Em meados de janeiro de 2026, a Groenlândia — território autônomo do Reino da Dinamarca — tornou-se o epicentro de uma tensão transatlântica sem precedentes recentes. Após reiteradas declarações do presidente Donald Trump afirmando que os Estados Unidos precisam assumir o controle da ilha por razões de segurança nacional, países europeus membros da OTAN iniciaram o envio de contingentes militares limitados para o território ártico. O movimento, descrito oficialmente como missões de observação, reconhecimento e exercícios conjuntos, sinaliza apoio explícito à soberania dinamarquesa e à autodeterminação groenlandesa.
A Groenlândia ocupa posição estratégica única: situada entre a América do Norte e a Europa, controla acessos emergentes no Ártico à medida que o derretimento das calotas polares abre novas rotas marítimas e expõe recursos minerais. Os EUA já mantêm presença militar significativa na Base Pituffik (antiga Thule), operada pela Força Espacial desde acordos bilaterais de 1951 que permitem instalações sem questionar a soberania dinamarquesa. Trump, no entanto, tem defendido controle total, alegando vulnerabilidades frente a interesses russos e chineses na região — alegação contestada por autoridades dinamarquesas, que negam presença naval chinesa recente significativa.
Em 14 de janeiro, representantes da Dinamarca e da Groenlândia reuniram-se em Washington com o vice-presidente JD Vance e o secretário de Estado Marco Rubio. As conversas destacaram “desacordo fundamental” sobre o futuro da ilha, com a administração americana mantendo a posição de que qualquer solução aquém da posse plena é inaceitável. Trump reiterou publicamente que “algo vai se resolver”, mantendo a retórica de aquisição “do jeito fácil ou difícil”, interpretada como pressão diplomática e econômica potencial.
A resposta europeia foi coordenada e visível. Dinamarca anunciou aumento de sua própria presença militar, com planos para contingente mais permanente ao longo de 2026, em parceria com aliados da OTAN. França enviou cerca de 15 soldados a Nuuk; Alemanha, 13; Noruega e Suécia, pequenos grupos de oficiais; Reino Unido, Holanda e outros sinalizaram participação rotativa. O objetivo declarado é reforçar a segurança árctica coletiva, demonstrar que a defesa da região não depende de mudança de soberania e evitar que a pressão unilateral americana fragmente a aliança.

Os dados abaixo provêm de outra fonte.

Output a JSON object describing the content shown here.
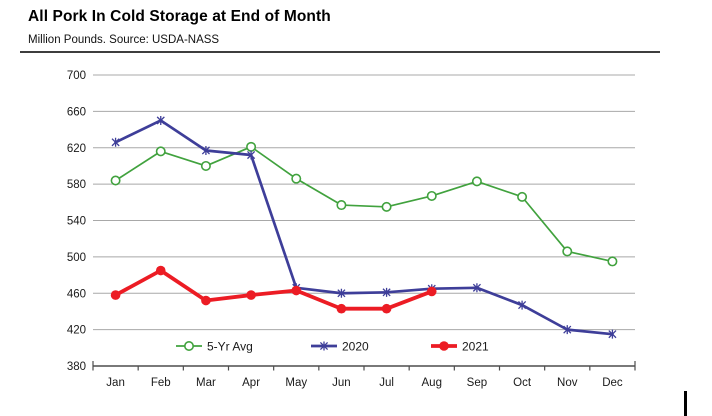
{
  "header": {
    "title": "All Pork In Cold Storage at End of Month",
    "subtitle": "Million Pounds.  Source: USDA-NASS"
  },
  "chart_data": {
    "type": "line",
    "title": "All Pork In Cold Storage at End of Month",
    "units_label": "Million Pounds",
    "source_label": "Source: USDA-NASS",
    "categories": [
      "Jan",
      "Feb",
      "Mar",
      "Apr",
      "May",
      "Jun",
      "Jul",
      "Aug",
      "Sep",
      "Oct",
      "Nov",
      "Dec"
    ],
    "series": [
      {
        "name": "5-Yr Avg",
        "color": "#41a23e",
        "marker": "open-circle",
        "line_width": 1.7,
        "values": [
          584,
          616,
          600,
          621,
          586,
          557,
          555,
          567,
          583,
          566,
          506,
          495
        ]
      },
      {
        "name": "2020",
        "color": "#3e3e99",
        "marker": "star-x",
        "line_width": 2.7,
        "values": [
          626,
          650,
          617,
          612,
          466,
          460,
          461,
          465,
          466,
          447,
          420,
          415
        ]
      },
      {
        "name": "2021",
        "color": "#ec1c24",
        "marker": "filled-circle",
        "line_width": 3.8,
        "values": [
          458,
          485,
          452,
          458,
          463,
          443,
          443,
          462
        ]
      }
    ],
    "ylim": [
      380,
      700
    ],
    "yticks": [
      380,
      420,
      460,
      500,
      540,
      580,
      620,
      660,
      700
    ],
    "grid": true,
    "legend_position": "bottom-inside",
    "legend_labels": [
      "5-Yr Avg",
      "2020",
      "2021"
    ]
  },
  "colors": {
    "gridline": "#a8a8a8",
    "axis": "#4d4d4d",
    "tick_text": "#1a1a1a",
    "header_rule": "#3d3d3d"
  }
}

Essa dinâmica expõe fissuras profundas na OTAN. O Artigo 5 do tratado — defesa coletiva em caso de ataque armado — pressupõe unidade contra ameaças externas. Uma ação coercitiva americana contra território de aliado violaria esse princípio, destruindo a credibilidade da aliança e incentivando rivais a explorarem divisões ocidentais. Analistas apontam que invasão direta, embora militarmente viável dada a disparidade de forças, seria politicamente suicida: alienaria parceiros europeus, questionaria a liderança global dos EUA e poderia levar a realinhamentos estratégicos imprevisíveis.
O cenário mais provável permanece na esfera da coerção não militar: tarifas comerciais, sanções indiretas ou guerra narrativa para forçar concessões. A Groenlândia, com forte apoio popular à manutenção do status quo e resistência a intervenções externas, reforça sua posição de autodeterminação. O primeiro-ministro polonês Donald Tusk alertou que tal escalada representaria o “fim do mundo como conhecemos”, ecoando temores de colapso da ordem transatlântica pós-1945.
Do ponto de vista crítico, a crise revela contradições estruturais. Os EUA veem o Ártico como teatro prioritário em competição com grandes potências, mas sua abordagem unilateral ignora tratados existentes e a autonomia local, minando a legitimidade de suas demandas de segurança. A Europa, por sua vez, demonstra unidade reativa, mas contingentes simbólicos limitam o impacto dissuasório real — servem mais como sinal político do que como barreira operacional. O risco de erro de cálculo persiste: gestos de posicionamento podem ser lidos como provocação, ampliando tensões em vez de contê-las.
No horizonte, o desfecho dependerá da capacidade de diplomacia de alto nível para preservar face e interesses mútuos. A Groenlândia não é mero território remoto; é laboratório para a resiliência de alianças em era de multipolaridade acelerada. Enquanto tropas europeias chegam em números modestos e exercícios conjuntos se iniciam, o verdadeiro teste não está na força militar, mas na habilidade de gerir desacordos sem autodestruição — um equilíbrio que o Ocidente não enfrenta com tamanha urgência desde o fim da Guerra Fria.